Pensó en desnudarla y metérsela allí mismo. Estaba caliente. Se tocó suave mientras imaginaba que ella se recostaría sobre su pecho permitiéndole acariciar su silueta ondulada y que se abriría para recibirlo. Sintió calor y su excitación se alborotó del todo.

Era posible, era su mujer, la tenía a escasos metros.

Se puso de pie.

La pondría sobre la mesa, le levantaría la pollera, le abriría las piernas y la haría disfrutar.

Y ella no disfrutaría nada, como siempre. Se sorprendería ante su proximidad y lo esquivaría con alguna excusa que lo alejara de la idea de tener sexo esa noche.

Esa noche y la mayoría de ellas.

Entonces prefirió no acercarse.

En su lugar se encerró en el baño y se masturbó. Cuando terminó salió como si nada hubiera pasado, le dijo buenas noches y se fue a acostar.

Un rato después la escuchó entrar al cuarto.

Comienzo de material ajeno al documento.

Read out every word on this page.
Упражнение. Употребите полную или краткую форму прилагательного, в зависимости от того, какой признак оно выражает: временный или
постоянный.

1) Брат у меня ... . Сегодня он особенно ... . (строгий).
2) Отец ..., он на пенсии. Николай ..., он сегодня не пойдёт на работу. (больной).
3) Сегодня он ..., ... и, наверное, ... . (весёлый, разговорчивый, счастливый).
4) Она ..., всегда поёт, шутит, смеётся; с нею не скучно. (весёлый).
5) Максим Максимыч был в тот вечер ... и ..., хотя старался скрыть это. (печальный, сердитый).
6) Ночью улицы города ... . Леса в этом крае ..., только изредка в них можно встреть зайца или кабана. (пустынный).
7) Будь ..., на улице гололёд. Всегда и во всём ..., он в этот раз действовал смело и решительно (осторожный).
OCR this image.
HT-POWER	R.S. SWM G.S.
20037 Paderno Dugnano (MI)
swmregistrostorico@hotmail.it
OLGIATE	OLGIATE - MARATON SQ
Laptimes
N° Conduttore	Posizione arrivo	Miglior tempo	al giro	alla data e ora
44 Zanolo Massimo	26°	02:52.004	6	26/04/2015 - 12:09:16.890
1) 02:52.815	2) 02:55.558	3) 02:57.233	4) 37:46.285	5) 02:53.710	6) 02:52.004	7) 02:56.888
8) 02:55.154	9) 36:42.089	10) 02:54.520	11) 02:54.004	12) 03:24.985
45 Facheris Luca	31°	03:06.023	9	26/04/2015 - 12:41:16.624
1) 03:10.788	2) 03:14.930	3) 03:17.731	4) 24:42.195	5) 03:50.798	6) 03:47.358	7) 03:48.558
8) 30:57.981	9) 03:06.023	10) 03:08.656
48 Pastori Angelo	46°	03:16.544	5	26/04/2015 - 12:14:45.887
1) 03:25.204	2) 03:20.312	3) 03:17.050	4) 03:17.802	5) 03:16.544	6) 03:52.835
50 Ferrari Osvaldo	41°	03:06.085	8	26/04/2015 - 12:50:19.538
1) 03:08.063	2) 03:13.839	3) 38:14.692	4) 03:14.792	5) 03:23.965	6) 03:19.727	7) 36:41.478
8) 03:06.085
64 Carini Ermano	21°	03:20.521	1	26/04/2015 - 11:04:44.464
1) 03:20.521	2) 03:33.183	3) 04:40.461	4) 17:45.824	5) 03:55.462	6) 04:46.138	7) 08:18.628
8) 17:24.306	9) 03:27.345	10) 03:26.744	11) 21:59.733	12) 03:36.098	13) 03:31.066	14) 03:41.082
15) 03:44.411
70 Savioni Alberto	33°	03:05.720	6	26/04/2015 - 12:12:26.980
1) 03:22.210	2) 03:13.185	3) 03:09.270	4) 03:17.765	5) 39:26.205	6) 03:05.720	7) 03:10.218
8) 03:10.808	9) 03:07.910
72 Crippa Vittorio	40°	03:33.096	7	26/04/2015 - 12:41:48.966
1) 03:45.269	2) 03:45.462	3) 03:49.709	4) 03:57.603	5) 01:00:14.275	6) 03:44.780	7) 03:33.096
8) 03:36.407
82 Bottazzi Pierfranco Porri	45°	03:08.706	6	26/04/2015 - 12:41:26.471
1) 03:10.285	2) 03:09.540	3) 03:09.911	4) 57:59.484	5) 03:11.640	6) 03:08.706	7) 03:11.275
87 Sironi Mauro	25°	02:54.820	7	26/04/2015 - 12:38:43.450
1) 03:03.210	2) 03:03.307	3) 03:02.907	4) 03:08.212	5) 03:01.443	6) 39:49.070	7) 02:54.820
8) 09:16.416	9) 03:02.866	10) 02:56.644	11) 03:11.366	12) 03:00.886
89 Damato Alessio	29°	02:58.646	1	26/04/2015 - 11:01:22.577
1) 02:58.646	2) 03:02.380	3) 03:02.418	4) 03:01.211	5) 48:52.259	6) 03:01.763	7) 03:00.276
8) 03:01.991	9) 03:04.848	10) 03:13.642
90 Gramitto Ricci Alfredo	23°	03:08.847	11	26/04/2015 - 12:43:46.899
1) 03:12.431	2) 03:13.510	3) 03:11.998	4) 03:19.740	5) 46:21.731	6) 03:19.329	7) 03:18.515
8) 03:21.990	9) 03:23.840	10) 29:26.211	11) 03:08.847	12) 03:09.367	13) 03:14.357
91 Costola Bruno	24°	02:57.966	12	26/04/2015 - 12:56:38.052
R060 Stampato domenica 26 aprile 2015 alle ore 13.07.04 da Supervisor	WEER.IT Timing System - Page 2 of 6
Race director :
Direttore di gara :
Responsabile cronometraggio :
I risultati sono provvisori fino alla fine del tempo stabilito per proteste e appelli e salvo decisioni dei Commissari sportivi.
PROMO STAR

Simuló estar dormido mientras la espiaba y la vio desnudarse lentamente para ponerse el pijama y luego acostarse en su lado de la cama.

Mañana sería otro día.

Igual.

25/8/20

Pescados


 

Manejo hacia mi trabajo.

Llegando al peaje me doy cuenta que no tengo el permiso para circular. Detengo el auto en la fila y espero mi turno para pasar por la casilla. Busco en mi cartera el celular para tratar de obtener el permiso. Mientras lo hago, me doy cuenta que tampoco traigo conmigo la documentación del auto. 

Levanto la vista, del otro lado de la barrera hay  varios policías pidiendo autorizaciones.

Transpiro, me corre agua por la espalda, por entre las piernas. Estoy nerviosa.

El agente espera a escasos metros, me mira fijo a los ojos. Sabe lo que me sucede, lo veo en el brillo sádico de su mirada. Disfruta mientras yo, sufro.

Avanzo lento. Mis manos resbalan en el volante. Percibo los latidos de mi corazón acelerado.

Se levanta la barrera, la conciencia de cada movimiento me confunde y en lugar de oprimir la tecla para poner la baliza y detenerme a la par del policía, toco la bocina, suena y estalla una nube de polvo blanco.  

Tengo miedo.

Además de no cumplir con las reglas, las ensucio. Estoy a punto de bajar del auto y entregarle mis manos para que me espose.

La nube se disipa y el tránsito de la autopista vuelve a aparecer.

Sigo ahí, mojada e inmóvil.  Infinidad de peces vienen hacia mí, se chocan unos a otros tratando de alcanzarme.

Miro al policía, me atrae tanto como me repele y yo no me puedo mover.